All I'm saying is that we have no idea all the metrics that went into Apple's decision not to go OLED with this cycle of product but I can speculate on some reasonable theories. Again, Sony and Microsoft may be looking strictly to poach market share by going with a product feature that is really sexy but makes the product that much unprofitable. Given how entrenched Apple's marketshare and mindshare is, they might figure it's the only way in the game until they have enough critical mass to force suppliers to give them better prices. Apple's investments in the Flash RAM markets is a classic example of a company who gets far better prices than anyone else due to the sheer number of pieces than can order and their ability to pre-pay for large shipments of product months in advance. The Palm Pre launch is a classic example where Apple's 16g iPhone 3G was the same price as the 8g Pre at launch. Apple's component costs including things like lithium batteries, Flash RAM and LCD screens were lower than Palm's.
Nice to read about your background. Pleased to meet you.
I can't argue with what you're saying, because it's possible too. This is one reason why I was somewhat disappointed in that Apple didn't have OLEDs this year, but I wasn't too disappointed, or surprised. I was hoping for OLEDs, because when they work well, they will be a very good addition.
But going to an OLED screen is a proposition that manufacturers must consider in light of how their product is used.
If a product is mostly a phone, it's likely that even with some multimedia features, the phone won't have the screen on for too long during the day. So lifetime, and battery consumption aren't much of an issue.
But if the phone (or player) is going to be heavily used for browsing, games, books, programs, then it might be on for several hours each day. That's different.
Also, if it will be used for high quality video games etc, that must be taken into account as well.
If used in quick spurts, an OLED screen is dandy. but if used for long times, and with bright images, the screen heats up more, and lifetime is shortened. It gets dimmer over time.
Heat and lifetime are proportionally related. (O)LEDs can be run much brighter than they are, but their lifetime drops significantly, so max brightness is limited to a fraction of where it can go.
The way LED and OLED life is measured is different from the way it's measured with other displays (except for plasma, which is sorta rated a similar way). most displays are rated until dead. But (O)LEDs are rated for either a 25% drop in brightness, or a 50% drop in brightness.
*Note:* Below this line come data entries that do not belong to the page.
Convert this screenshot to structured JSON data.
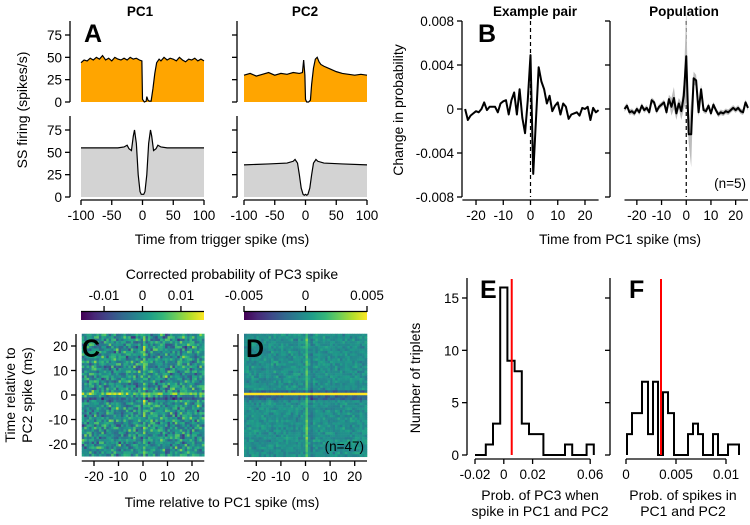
{
  "labels": {
    "panel_letters": {
      "A": "A",
      "B": "B",
      "C": "C",
      "D": "D",
      "E": "E",
      "F": "F"
    },
    "A_titles": [
      "PC1",
      "PC2"
    ],
    "A_ylabel": "SS firing (spikes/s)",
    "A_xlabel": "Time from trigger spike (ms)",
    "B_titles": [
      "Example pair",
      "Population"
    ],
    "B_ylabel": "Change in probability",
    "B_xlabel": "Time from PC1 spike (ms)",
    "B_n": "(n=5)",
    "CD_colorbar_title": "Corrected probability of PC3 spike",
    "CD_ylabel": [
      "Time relative to",
      "PC2 spike (ms)"
    ],
    "CD_xlabel": "Time relative to PC1 spike (ms)",
    "D_n": "(n=47)",
    "E_ylabel": "Number of triplets",
    "E_xlabel": [
      "Prob. of PC3 when",
      "spike in PC1 and PC2"
    ],
    "F_xlabel": [
      "Prob. of spikes in",
      "PC1 and PC2"
    ]
  },
  "colors": {
    "orange": "#ffa500",
    "gray_fill": "#d3d3d3",
    "band": "#bdbdbd",
    "red": "#ff0000",
    "line": "#000000"
  },
  "chart_data": [
    {
      "panel": "A",
      "title": "PC1",
      "type": "area",
      "fill": "#ffa500",
      "ylim": [
        0,
        75
      ],
      "xlim": [
        -100,
        100
      ],
      "yticks": [
        0,
        25,
        50,
        75
      ],
      "ytick_labels": [
        "0",
        "25",
        "50",
        "75"
      ],
      "x": [
        -100,
        -95,
        -90,
        -85,
        -80,
        -75,
        -70,
        -65,
        -60,
        -55,
        -50,
        -45,
        -40,
        -35,
        -30,
        -25,
        -20,
        -15,
        -10,
        -5,
        -1,
        0,
        3,
        6,
        7,
        9,
        11,
        14,
        17,
        20,
        23,
        27,
        30,
        35,
        40,
        45,
        50,
        55,
        60,
        65,
        70,
        75,
        80,
        85,
        90,
        95,
        100
      ],
      "y": [
        44,
        47,
        46,
        49,
        47,
        50,
        48,
        52,
        47,
        49,
        46,
        50,
        48,
        47,
        49,
        47,
        50,
        48,
        49,
        47,
        46,
        3,
        0,
        1,
        6,
        2,
        1,
        1,
        15,
        32,
        44,
        48,
        46,
        50,
        47,
        49,
        48,
        46,
        50,
        47,
        45,
        48,
        47,
        49,
        46,
        48,
        46
      ]
    },
    {
      "panel": "A",
      "title": "PC1",
      "type": "area",
      "fill": "#d3d3d3",
      "ylim": [
        0,
        75
      ],
      "xlim": [
        -100,
        100
      ],
      "yticks": [
        0,
        25,
        50,
        75
      ],
      "ytick_labels": [
        "0",
        "25",
        "50",
        "75"
      ],
      "xticks": [
        -100,
        -50,
        0,
        50,
        100
      ],
      "xtick_labels": [
        "-100",
        "-50",
        "0",
        "50",
        "100"
      ],
      "x": [
        -100,
        -80,
        -60,
        -40,
        -30,
        -25,
        -22,
        -18,
        -15,
        -13,
        -10,
        -7,
        -4,
        -2,
        0,
        2,
        4,
        7,
        10,
        13,
        15,
        18,
        22,
        25,
        30,
        40,
        60,
        80,
        100
      ],
      "y": [
        55,
        55,
        55,
        55,
        56,
        58,
        54,
        52,
        68,
        75,
        60,
        25,
        6,
        3,
        3,
        3,
        6,
        25,
        60,
        75,
        68,
        52,
        54,
        58,
        56,
        55,
        55,
        55,
        55
      ]
    },
    {
      "panel": "A",
      "title": "PC2",
      "type": "area",
      "fill": "#ffa500",
      "ylim": [
        0,
        75
      ],
      "xlim": [
        -100,
        100
      ],
      "yticks": [
        0,
        25,
        50,
        75
      ],
      "x": [
        -100,
        -90,
        -80,
        -70,
        -60,
        -50,
        -40,
        -30,
        -20,
        -10,
        -5,
        -3,
        -1,
        0,
        2,
        5,
        8,
        10,
        13,
        16,
        19,
        22,
        25,
        30,
        40,
        50,
        60,
        70,
        80,
        90,
        100
      ],
      "y": [
        30,
        32,
        29,
        31,
        33,
        30,
        32,
        31,
        33,
        32,
        33,
        47,
        30,
        3,
        0,
        0,
        2,
        20,
        38,
        48,
        50,
        45,
        42,
        40,
        37,
        34,
        32,
        31,
        30,
        31,
        30
      ]
    },
    {
      "panel": "A",
      "title": "PC2",
      "type": "area",
      "fill": "#d3d3d3",
      "ylim": [
        0,
        75
      ],
      "xlim": [
        -100,
        100
      ],
      "yticks": [
        0,
        25,
        50,
        75
      ],
      "xticks": [
        -100,
        -50,
        0,
        50,
        100
      ],
      "xtick_labels": [
        "-100",
        "-50",
        "0",
        "50",
        "100"
      ],
      "x": [
        -100,
        -60,
        -30,
        -20,
        -17,
        -13,
        -10,
        -7,
        -4,
        -2,
        0,
        2,
        4,
        7,
        10,
        13,
        17,
        20,
        30,
        60,
        100
      ],
      "y": [
        36,
        37,
        38,
        40,
        42,
        38,
        25,
        10,
        3,
        2,
        3,
        2,
        3,
        10,
        25,
        38,
        42,
        40,
        38,
        37,
        36
      ]
    },
    {
      "panel": "B",
      "title": "Example pair",
      "type": "line",
      "xlim": [
        -25,
        25
      ],
      "ylim": [
        -0.008,
        0.008
      ],
      "yticks": [
        -0.008,
        -0.004,
        0,
        0.004,
        0.008
      ],
      "ytick_labels": [
        "-0.008",
        "-0.004",
        "0",
        "0.004",
        "0.008"
      ],
      "xticks": [
        -20,
        -10,
        0,
        10,
        20
      ],
      "xtick_labels": [
        "-20",
        "-10",
        "0",
        "10",
        "20"
      ],
      "x_start": -24,
      "x_step": 1,
      "y": [
        0,
        -0.001,
        -0.0006,
        -0.0004,
        -0.0002,
        -0.0003,
        0,
        0.0006,
        -0.0001,
        0.0002,
        0.0002,
        0.0002,
        -0.0003,
        0.0005,
        0.0007,
        0.0008,
        -0.0005,
        0.0008,
        0.0015,
        -0.0005,
        0.0018,
        -0.0008,
        -0.0022,
        0.0008,
        0.0049,
        -0.0059,
        -0.001,
        0.0038,
        0.0025,
        0.0018,
        0.0005,
        0.0012,
        -0.0002,
        0.0003,
        0.0006,
        -0.0005,
        0.0005,
        0.0002,
        -0.0009,
        -0.0005,
        -0.0004,
        -0.0003,
        -0.0006,
        0.0001,
        0,
        0.0002,
        -0.001,
        0.0001,
        -0.0003,
        -0.0001
      ]
    },
    {
      "panel": "B",
      "title": "Population",
      "type": "line",
      "xlim": [
        -25,
        25
      ],
      "ylim": [
        -0.008,
        0.008
      ],
      "yticks": [
        -0.008,
        -0.004,
        0,
        0.004,
        0.008
      ],
      "xticks": [
        -20,
        -10,
        0,
        10,
        20
      ],
      "xtick_labels": [
        "-20",
        "-10",
        "0",
        "10",
        "20"
      ],
      "x_start": -25,
      "x_step": 1,
      "y": [
        0,
        0.0003,
        -0.0003,
        -0.0002,
        -0.0004,
        0,
        -0.0003,
        0.0003,
        -0.0001,
        0.0001,
        -0.0003,
        0.0008,
        0.0006,
        -0.0002,
        0.0002,
        0.0004,
        0.0006,
        -0.0003,
        0.0009,
        0.0002,
        0.001,
        -0.0004,
        0.0005,
        -0.0002,
        0.0012,
        0.0048,
        -0.0023,
        -0.0023,
        0.0028,
        0.0026,
        -0.0003,
        0.0018,
        -0.0001,
        -0.0002,
        0.0003,
        -0.0004,
        0.0004,
        -0.0001,
        -0.0005,
        -0.0003,
        -0.0004,
        -0.0002,
        -0.0003,
        -0.0001,
        0.0001,
        -0.0001,
        0.0001,
        -0.0002,
        -0.0003,
        0.0006,
        0.0001
      ],
      "sem": [
        0.00025,
        0.00025,
        0.00025,
        0.00025,
        0.00025,
        0.00025,
        0.00025,
        0.00025,
        0.00025,
        0.00025,
        0.00025,
        0.00025,
        0.00025,
        0.00025,
        0.00025,
        0.00025,
        0.00025,
        0.00025,
        0.0004,
        0.0008,
        0.001,
        0.0006,
        0.0005,
        0.0008,
        0.0012,
        0.0042,
        0.0008,
        0.003,
        0.0006,
        0.0005,
        0.0004,
        0.0004,
        0.00025,
        0.00025,
        0.00025,
        0.00025,
        0.00025,
        0.00025,
        0.00025,
        0.00025,
        0.00025,
        0.00025,
        0.00025,
        0.00025,
        0.00025,
        0.00025,
        0.00025,
        0.00025,
        0.00025,
        0.00025,
        0.00025
      ]
    },
    {
      "panel": "C",
      "type": "heatmap",
      "xlim": [
        -25,
        25
      ],
      "ylim": [
        -25,
        25
      ],
      "color_range": [
        -0.016,
        0.016
      ],
      "colorbar_ticks": [
        -0.01,
        0,
        0.01
      ],
      "colorbar_tick_labels": [
        "-0.01",
        "0",
        "0.01"
      ],
      "yticks": [
        -20,
        -10,
        0,
        10,
        20
      ],
      "ytick_labels": [
        "-20",
        "-10",
        "0",
        "10",
        "20"
      ],
      "xticks": [
        -20,
        -10,
        0,
        10,
        20
      ],
      "xtick_labels": [
        "-20",
        "-10",
        "0",
        "10",
        "20"
      ],
      "noise_sd": 0.006,
      "seed": 7,
      "features": [
        {
          "axis": "x",
          "at": 0,
          "value": 0.006
        },
        {
          "axis": "y",
          "at": 0,
          "value": 0.008
        },
        {
          "axis": "y",
          "at": -2,
          "value": -0.007
        }
      ]
    },
    {
      "panel": "D",
      "type": "heatmap",
      "xlim": [
        -25,
        25
      ],
      "ylim": [
        -25,
        25
      ],
      "color_range": [
        -0.005,
        0.005
      ],
      "colorbar_ticks": [
        -0.005,
        0,
        0.005
      ],
      "colorbar_tick_labels": [
        "-0.005",
        "0",
        "0.005"
      ],
      "yticks": [
        -20,
        -10,
        0,
        10,
        20
      ],
      "xticks": [
        -20,
        -10,
        0,
        10,
        20
      ],
      "xtick_labels": [
        "-20",
        "-10",
        "0",
        "10",
        "20"
      ],
      "noise_sd": 0.0007,
      "seed": 11,
      "features": [
        {
          "axis": "x",
          "at": 0,
          "value": 0.0022
        },
        {
          "axis": "x",
          "at": 2,
          "value": -0.0009
        },
        {
          "axis": "y",
          "at": 0,
          "value": 0.0058
        },
        {
          "axis": "y",
          "at": 1,
          "value": -0.0018
        },
        {
          "axis": "y",
          "at": -1,
          "value": -0.0018
        },
        {
          "axis": "y",
          "at": -2,
          "value": -0.0015
        }
      ]
    },
    {
      "panel": "E",
      "type": "histogram",
      "xlim": [
        -0.02,
        0.0625
      ],
      "ylim": [
        0,
        16.7
      ],
      "yticks": [
        0,
        5,
        10,
        15
      ],
      "ytick_labels": [
        "0",
        "5",
        "10",
        "15"
      ],
      "xticks": [
        -0.02,
        0,
        0.02,
        0.06
      ],
      "xtick_labels": [
        "-0.02",
        "0",
        "0.02",
        "0.06"
      ],
      "bin_edges": [
        -0.02,
        -0.0125,
        -0.0075,
        -0.0025,
        0.0025,
        0.0075,
        0.0125,
        0.0175,
        0.0225,
        0.0275,
        0.0425,
        0.0475,
        0.0575,
        0.0625
      ],
      "counts": [
        0,
        1,
        3,
        16,
        9,
        8,
        3,
        2,
        2,
        0,
        1,
        0,
        1
      ],
      "reference_line": 0.0055
    },
    {
      "panel": "F",
      "type": "histogram",
      "xlim": [
        0,
        0.0113
      ],
      "ylim": [
        0,
        16.7
      ],
      "yticks": [
        0,
        5,
        10,
        15
      ],
      "xticks": [
        0,
        0.005,
        0.01
      ],
      "xtick_labels": [
        "0",
        "0.005",
        "0.01"
      ],
      "bin_edges": [
        0.0001,
        0.0006,
        0.0011,
        0.0016,
        0.0022,
        0.0027,
        0.0032,
        0.0037,
        0.0042,
        0.0048,
        0.0062,
        0.0067,
        0.0072,
        0.0077,
        0.0087,
        0.0092,
        0.0102,
        0.0113
      ],
      "counts": [
        2,
        4,
        4,
        7,
        2,
        7,
        0,
        6,
        4,
        0,
        2,
        3,
        2,
        0,
        2,
        0,
        1
      ],
      "reference_line": 0.0035
    }
  ]
}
Without knowing which is being used for a particular screen, we can't tell how it rates against another screen, no matter what it is.
So if an (O)LED screen is rated for 15,000 use, what does that mean? If it's for 25% drop, it could have a 25,000 life at 50% drop. but if it's rated for a 50% drop at 15,000 hours, then it might actually be 9,000 at 25%. There are standards, but they aren't equally applied.
but these ratings are at some specific temperature, which has to be known, because the life ratings change as we change the test temps.
That's why I, and others, wonder about some of the numbers we see for these screens.
And has been mentioned the colors age differently. Right now, it's the green that ages the quickest, followed by the blue. So how is the screen rated? Is it an average of the colors, or is it the shortest lived, or the longest lived?
Meanwhile efficiency is increasing for all types of LEDs at a quick rate. As I mentioned earlier, it's expected to be twice as great in a year. That's major. Not only will battery usage drop, but the display won't get as warm at any given brightness, which either means longer lifetime, or brighter displays, or a bit of both. They are also increasing the life of the green color significantly.
I would assume that if Apple chooses to go OLED next year with a newer and better display, MS will too.